Lessons Learned From a Clinical Trial

Paul W. Armstrong, MD; L. Kristin Newby, MD, MHS; Christopher B. Granger, MD; Kerry L. Lee, PhD; R. John Simes, MD; Frans Van de Werf, MD, PhD; Harvey D. White, DSc; Robert M. Califf, MD, for the Virtual Coordinating Centre for Global Collaborative Cardiovascular Research (VIGOUR) Group

From the University of Alberta, Edmonton, Alberta, Canada (P.W.A.); Duke Clinical Research Institute, Durham, NC (L.K.N., C.B.G., K.L.L., R.M.C.); National Health & Medical Research Council, Sydney, Australia (R.J.S.); University Hospital Gasthuisberg, Gasthuisberg, Belgium (F.V.d.W.); and Auckland City Hospital, Auckland, New Zealand (H.D.W.).

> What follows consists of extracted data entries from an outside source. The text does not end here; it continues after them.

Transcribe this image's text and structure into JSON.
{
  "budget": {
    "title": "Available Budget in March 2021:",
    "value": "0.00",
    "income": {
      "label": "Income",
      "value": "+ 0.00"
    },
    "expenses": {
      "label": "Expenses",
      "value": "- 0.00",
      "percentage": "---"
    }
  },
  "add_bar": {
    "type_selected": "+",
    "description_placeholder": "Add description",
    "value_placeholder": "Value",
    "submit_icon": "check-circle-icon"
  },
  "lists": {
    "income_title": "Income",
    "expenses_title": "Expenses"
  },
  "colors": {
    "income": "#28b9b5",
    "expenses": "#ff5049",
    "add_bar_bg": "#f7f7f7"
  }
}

Correspondence to Paul W. Armstrong, MD, Department of Medicine, 2–51 Medical Sciences Bldg, University of Alberta, Edmonton, Alberta, Canada T6G 2H7. E-mail paul.armstrong@ualberta.ca

Received May 18, 2004; revision received June 21, 2004; accepted August 4, 2004.

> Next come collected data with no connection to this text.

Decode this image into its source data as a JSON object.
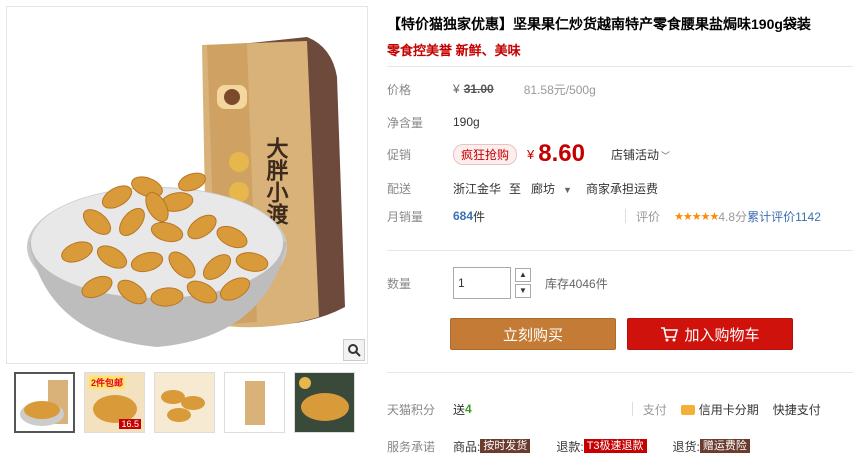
{
  "product": {
    "title": "【特价猫独家优惠】坚果果仁炒货越南特产零食腰果盐焗味190g袋装",
    "subtitle": "零食控美誉 新鲜、美味"
  },
  "gallery": {
    "zoom_icon": "magnifier-icon",
    "bag_text_1": "大胖小渡",
    "thumbnails": [
      {
        "badge": "",
        "sub": ""
      },
      {
        "badge": "2件包邮",
        "sub": "16.5"
      },
      {
        "badge": "",
        "sub": ""
      },
      {
        "badge": "",
        "sub": ""
      },
      {
        "badge": "",
        "sub": ""
      }
    ]
  },
  "price": {
    "label": "价格",
    "currency": "¥",
    "original": "31.00",
    "unit_price": "81.58元/500g"
  },
  "net_weight": {
    "label": "净含量",
    "value": "190g"
  },
  "promotion": {
    "label": "促销",
    "tag": "疯狂抢购",
    "currency": "¥",
    "price": "8.60",
    "activity": "店铺活动"
  },
  "delivery": {
    "label": "配送",
    "from": "浙江金华",
    "to_word": "至",
    "destination": "廊坊",
    "note": "商家承担运费"
  },
  "sales": {
    "label": "月销量",
    "count": "684",
    "unit": "件",
    "review_label": "评价",
    "stars": "★★★★★",
    "score": "4.8分",
    "review_text": "累计评价1142"
  },
  "quantity": {
    "label": "数量",
    "value": "1",
    "up": "▲",
    "down": "▼",
    "stock": "库存4046件"
  },
  "actions": {
    "buy_now": "立刻购买",
    "add_to_cart": "加入购物车"
  },
  "points": {
    "label": "天猫积分",
    "give": "送",
    "amount": "4",
    "pay_label": "支付",
    "credit_card": "信用卡分期",
    "fast_pay": "快捷支付"
  },
  "promise": {
    "label": "服务承诺",
    "goods_label": "商品:",
    "goods_tag": "按时发货",
    "refund_label": "退款:",
    "refund_tag": "T3极速退款",
    "return_label": "退货:",
    "return_tag": "赠运费险"
  },
  "colors": {
    "accent_red": "#c40000",
    "buy_button": "#c47b36",
    "cart_button": "#d0120d",
    "link_blue": "#3c6fb0",
    "star_orange": "#ff8a00"
  }
}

Key Words: trials, clinical • multicenter studies • biomedical research • ethics, research

An extract of the first 250 words of the full text is provided, because this article has no abstract.

	Introduction

 
Remarkable advances in cardiovascular care have been substantially mediated by large-scale, randomized clinical trials. These trials not only have identified treatments resulting in major improvements in patient outcomes but also have enhanced our understanding of the natural history of contemporary disease and the impact of risk factors and complications.

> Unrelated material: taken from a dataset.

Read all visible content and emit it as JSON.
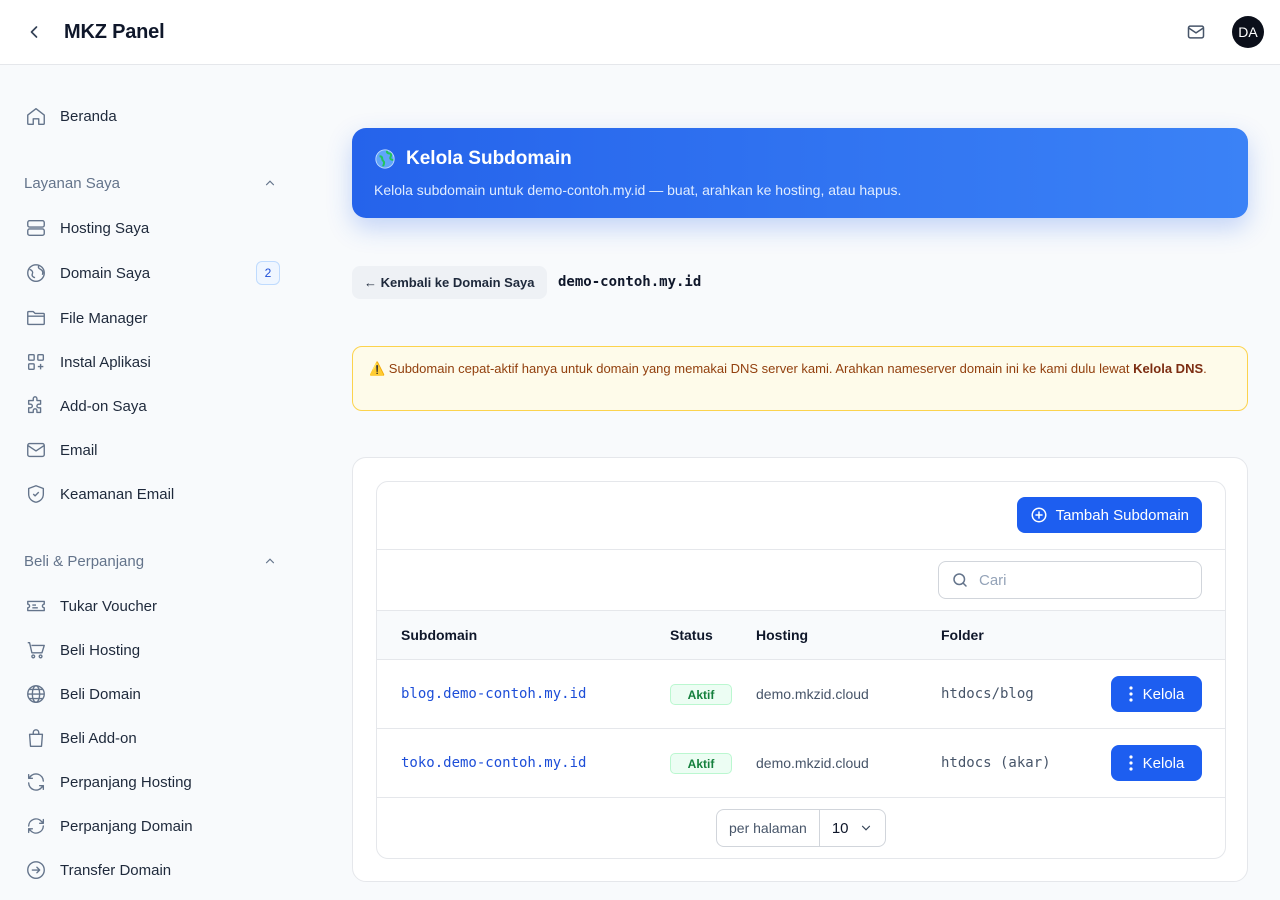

The process by which phase III clinical trials in cardiovascular medicine are created, implemented, completed, analyzed, presented, and published has evolved dramatically over the past decade. Historically, government and academic alliances took center stage in this process because of their intellectual equity, opinion leadership, access to patients, and allocation of public interest–related research tax dollars. This axis has now shifted. Community practitioners and groups of physicians, often organized regionally, now provide the majority of subjects for clinical trials. Furthermore, substantial scientific expertise, at both the basic and clinical levels, resides within multinational pharmaceutical firms. Additionally, contract research organizations have seized the business opportunity afforded by the need for timely and efficient operational aspects of clinical trials. Although community-based trials, efficiency, and expertise are prerequisites for a major clinical trial, the extraordinary costs of completing them squarely places the sponsor in a dominant position.¹

Our participation in the failed large-scale attempt to develop a novel oral glycoprotein IIb/IIIa inhibitor, sibrafiban, for secondary prevention of coronary heart disease has stimulated us to reflect on issues that arose in the design and conduct of this trial.^2,3 Using the Sibrafiban Versus Aspirin to Yield Maximum Protection From ischemic Heart Events Post-Acute Coronary Syndromes (SYMPHONY) and . . . [Full Text of this Article]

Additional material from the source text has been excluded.